Identifying the host
You might recall, that Fouchier and his colleagues achieved a fair share of infamy after modifying a deadly avian H5N1 influenza virus in rodents in the service of an in-depth study on pathogens. The rate at which these viruses are able to replicate and mutate shield them from many prospects of practical experimentation.
It’s a conundrum that has plagued the medical community for years even if few comprehend how layered the puzzle actually is. The virus frequently referred to as the common cold, isn’t just one virus, but a varied horde of stains. There are roughly 160 rhinovirus infections that inform the symptoms associated with the century-old affliction-all of which are particularly adaptable in the face of drug treatment. Their mutations enable them to dip past our immune system fairly easily and spread with malicious abandon.
The only way to cure a mutating drug-resistant alien is by precluding its replication. A team of researchers from Stanford and the University of California, are confident that they have done exactly that. The new study published in the journal Nature Microbiology extracts an element that all of the strains depend on to spread successfully.
“Most cases of the common cold are caused by rhinoviruses. There are more than 150 types of this virus. A typical vaccine like the influenza vaccine contains at most four types, so making it for all 150 strains would be extremely challenging,” Jan Carette, coauthor of the new study and Ph.D., associate professor of microbiology and immunology explained in a statement. “We have identified a single human protein that helps the common cold virus to replicate and spread.

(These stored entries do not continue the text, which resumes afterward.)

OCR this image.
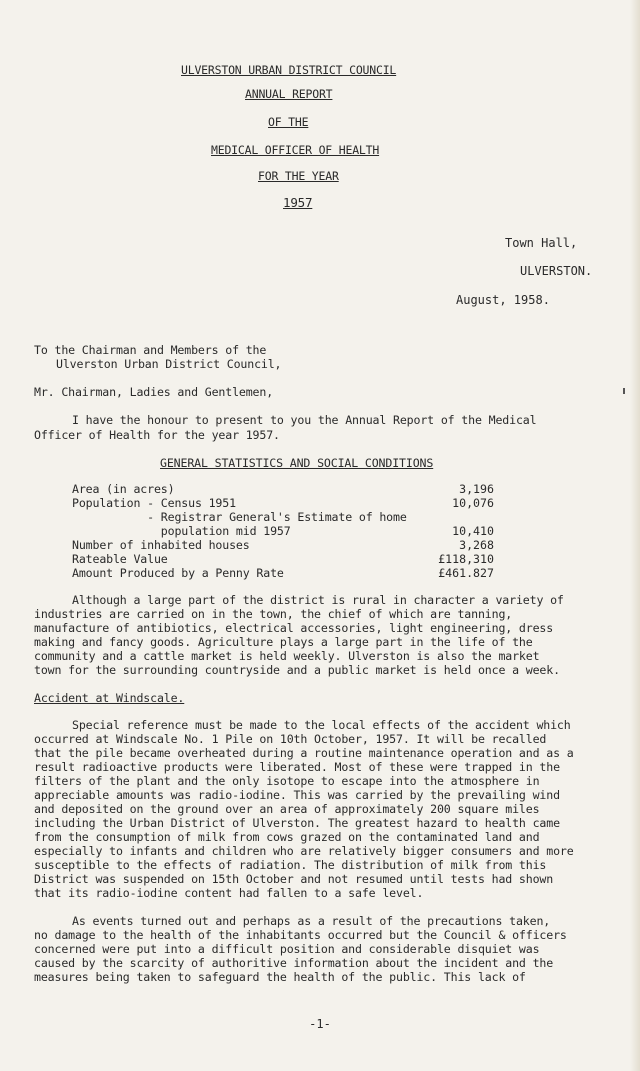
ULVERSTON URBAN DISTRICT COUNCIL
ANNUAL REPORT
OF THE
MEDICAL OFFICER OF HEALTH
FOR THE YEAR
1957
Town Hall,
ULVERSTON.
August, 1958.
To the Chairman and Members of the
Ulverston Urban District Council,
Mr. Chairman, Ladies and Gentlemen,
I have the honour to present to you the Annual Report of the Medical
Officer of Health for the year 1957.
GENERAL STATISTICS AND SOCIAL CONDITIONS
Area (in acres)	3,196
Population - Census 1951	10,076
- Registrar General's Estimate of home
population mid 1957	10,410
Number of inhabited houses	3,268
Rateable Value	£118,310
Amount Produced by a Penny Rate	£461.827
Although a large part of the district is rural in character a variety of
industries are carried on in the town, the chief of which are tanning,
manufacture of antibiotics, electrical accessories, light engineering, dress
making and fancy goods. Agriculture plays a large part in the life of the
community and a cattle market is held weekly. Ulverston is also the market
town for the surrounding countryside and a public market is held once a week.
Accident at Windscale.
Special reference must be made to the local effects of the accident which
occurred at Windscale No. 1 Pile on 10th October, 1957. It will be recalled
that the pile became overheated during a routine maintenance operation and as a
result radioactive products were liberated. Most of these were trapped in the
filters of the plant and the only isotope to escape into the atmosphere in
appreciable amounts was radio-iodine. This was carried by the prevailing wind
and deposited on the ground over an area of approximately 200 square miles
including the Urban District of Ulverston. The greatest hazard to health came
from the consumption of milk from cows grazed on the contaminated land and
especially to infants and children who are relatively bigger consumers and more
susceptible to the effects of radiation. The distribution of milk from this
District was suspended on 15th October and not resumed until tests had shown
that its radio-iodine content had fallen to a safe level.
As events turned out and perhaps as a result of the precautions taken,
no damage to the health of the inhabitants occurred but the Council & officers
concerned were put into a difficult position and considerable disquiet was
caused by the scarcity of authoritive information about the incident and the
measures being taken to safeguard the health of the public. This lack of
-1-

Inactivating this protein could be a new strategy to prevent colds.”
As previously stated, employing vaccination for each strain wouldn’t work because in addition to being extremely diverse the pathogens are also prone to mutations. Given this, the researchers opted instead to hone in on a protein called SETD3, which has been observed to be essential to viral success.
After producing a culture of human cells that did not have said protein, they infected them with a range of enteroviruses-none of these could successfully replicate under these conditions. The team attempted the same experiment on a crop of mice and not only did they successfully duplicate the results, but this approach was also effective against viruses linked to asthma, encephalitis, and polio.
“This gives us hope that we can develop a drug with broad antiviral activity against not only the common cold but maybe all enteroviruses,” Carette concluded, “without even disturbing SETD3’s regular function in our cells.”